It was 5:05 PM.
A geriatric bartender with a bald head and bag o’ bones body saw me as I walked in but chose not to wait on me. It didn’t matter. I wasn’t sure what was safe to drink in this joint, anyway. I sat facing the door so I could see Mabouk when he came in. I didn’t know what he looked like but I was sure he would be at least 6’2", 210, broad shoulders—built like a bull, wiry gray hair, bulbous nose, eyes like a weasel, flashy white teeth against cocoa skin, black sharkskin suit, Rolex watch and maybe a ruby ring on his left hand that he forces his slaves to bow to and kiss every day.
It was 5:10.
The door opened sending a shock of light into the dark den. A couple, an American couple—I looked down at their shoes—stumbled in as if they were lost—a good guess based on the character of this dump and the expressions on their faces. They sat down anyway, sure enough right next to me, and I welcomed the diversion.
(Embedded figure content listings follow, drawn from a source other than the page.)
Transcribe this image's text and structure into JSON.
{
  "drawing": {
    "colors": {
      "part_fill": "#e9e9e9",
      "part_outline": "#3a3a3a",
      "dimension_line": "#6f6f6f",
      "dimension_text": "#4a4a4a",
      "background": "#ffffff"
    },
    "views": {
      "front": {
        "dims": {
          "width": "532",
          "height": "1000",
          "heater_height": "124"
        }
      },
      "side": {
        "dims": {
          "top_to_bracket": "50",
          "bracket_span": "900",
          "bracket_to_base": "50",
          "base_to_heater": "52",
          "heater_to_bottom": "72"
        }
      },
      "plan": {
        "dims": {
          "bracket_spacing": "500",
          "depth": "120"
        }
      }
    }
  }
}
Hi there, she greeted me. DO-YOU-SPEAK-ENGLISH-I-O? She said with a raised voice.
Why, yes, yes I do. I am American. Are you guys lost or what?
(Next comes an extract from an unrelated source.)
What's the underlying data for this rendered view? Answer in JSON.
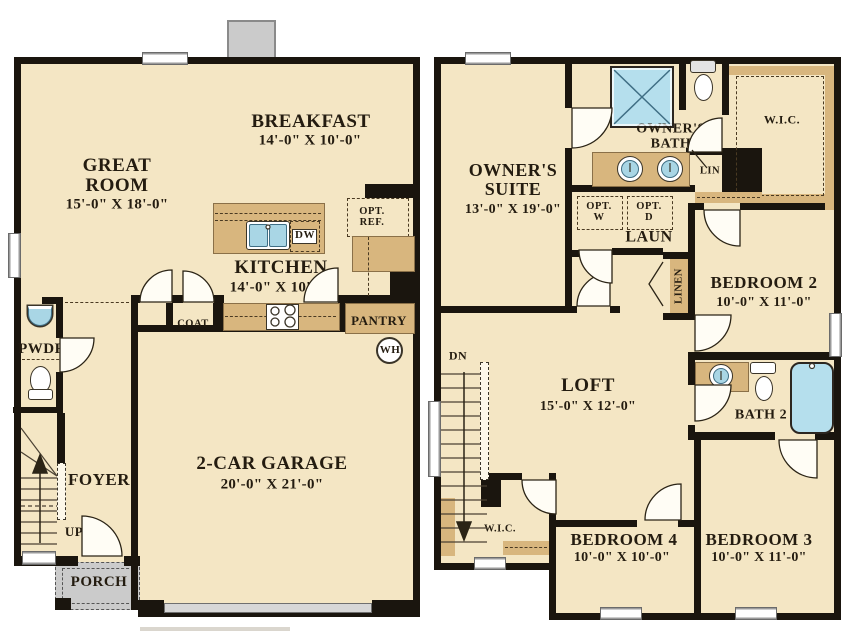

Oh, Heavens to Betsy, nawww. Lloyd and I jes’ wanna ‘sperience a lil’ ethnic color of Paris, that’s all. We’ve been sightseein’ till its comin’ outta our ears—Notra Daime, the See-ne River cruise, the Moo-len Rooge, and we jes got back from a half day sightseein’ bus tour ‘round the city. It was grreaat, wadn’t it, Lloyd, honey? That sightseein’ tour we jes took. It was grreat, wadn’t it?
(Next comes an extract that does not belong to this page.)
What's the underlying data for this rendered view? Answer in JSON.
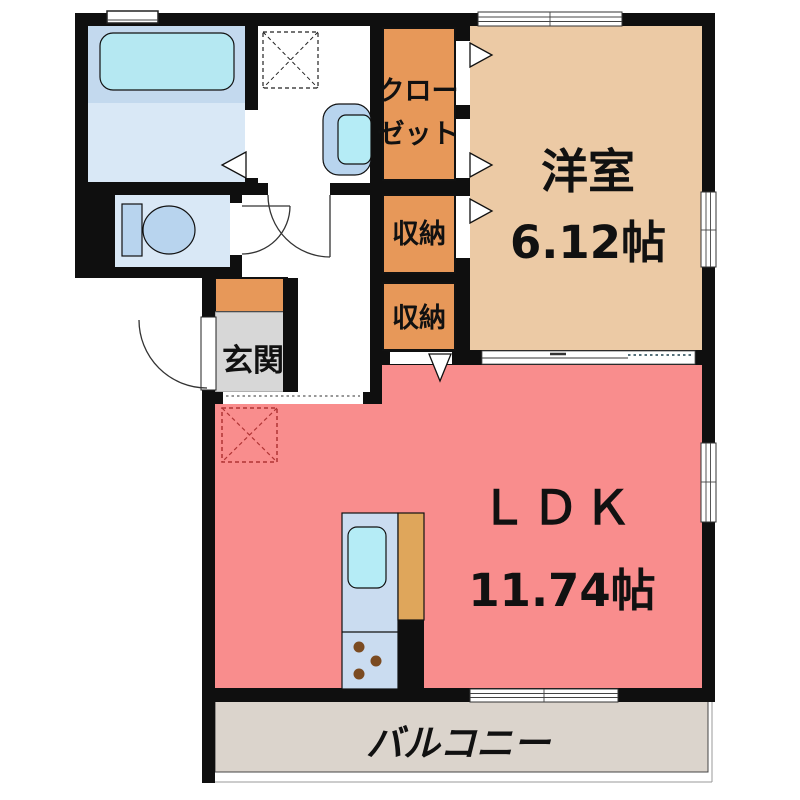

Lloyd wasn’t paying much attention to his wife and her new friend. He was busy ordering mixers of Diet Coke and Schweppes Tonic Water with extra, extra ice to compliment the Bacardi and Beefeater miniatures he had just unscrewed under the table and left hidden on the empty chair in the corner next to him. When a young Tunisian girl placed the bottles of mixers and glasses, each containing a solo ice cube on the table, Lloyd looked up, smiled sheepishly and said, Gee, thanks, Madomosell. You’re a doll. We are just soooo thirsty and nothin’ works better than a nice cool Coke, I always say. Ummmmm. Ya know what I mean? In’t that right, Cora? Instead of a mere thank you, his elaboration condemned him guilty of something, poor bloke.
I felt funny about being a witness to their crime in progress, so I took an extra long time to check my watch, count the hundreds of used lotto tickets on the floor as well as the number of missing linoleum tiles while he poured the contents of the little bottles into their glasses. Cora stood guard while he did it. With the deed done, and relief on their faces, they lifted their glasses in a toast either to their health or in celebration of getting away with yet another cheap drink caper, and took big swigs.
It was 5:20 and no one resembling a demonic tyrant had come in or out of Café de l’Afrique since I walked in precisely at 5:00 o’clock. I double checked the name of the place with an empty matchbook in the ashtray, leaned back on my chair, nestled the attaché to my chest and ordered a bottle of beer from the passing waitress.
Cora and Lloyd were a cutesy couple in their sixties who have been together so long that they were in perfect sync with each other. Everything she started, he finished, and vice versa. He started counting out francs and she finished the count. She took out her compact to touch up her nose and he clicked it closed and zipped it away in her shoulder bag. He ordered another Diet Coke and Tonic this time with extra, extra, extra ice and she unscrewed two new mini-bottles of booze and held them posed under the table.
Cora had a face that couldn’t hide disappointment. When the girl brought their mixers over with yet again one lonely ice cube floating around in each glass, Cora’s forehead crinkled and she let out a discouraged sigh. Lloyd was just happy to have another drink—ice, schmice, I heard him mutter.
I was so nervous I couldn’t even fully enjoy my favorite pastime. I turned away from my fellow Americans and stared straight at the door.
I gave Mabouk fifteen more minutes.
At 5:35 Cora and Lloyd paid their very reasonable tab, Cora told me how much she luvved my outfit and they walked out in unison. Four empty plastic bottles tumbled to the floor behind them.
I got up to leave. Time was up for this Mabouk character, I said to myself. I put my hand on the door handle to give it a pull and out of nowhere a callused, prune-like hand grabbed my wrist.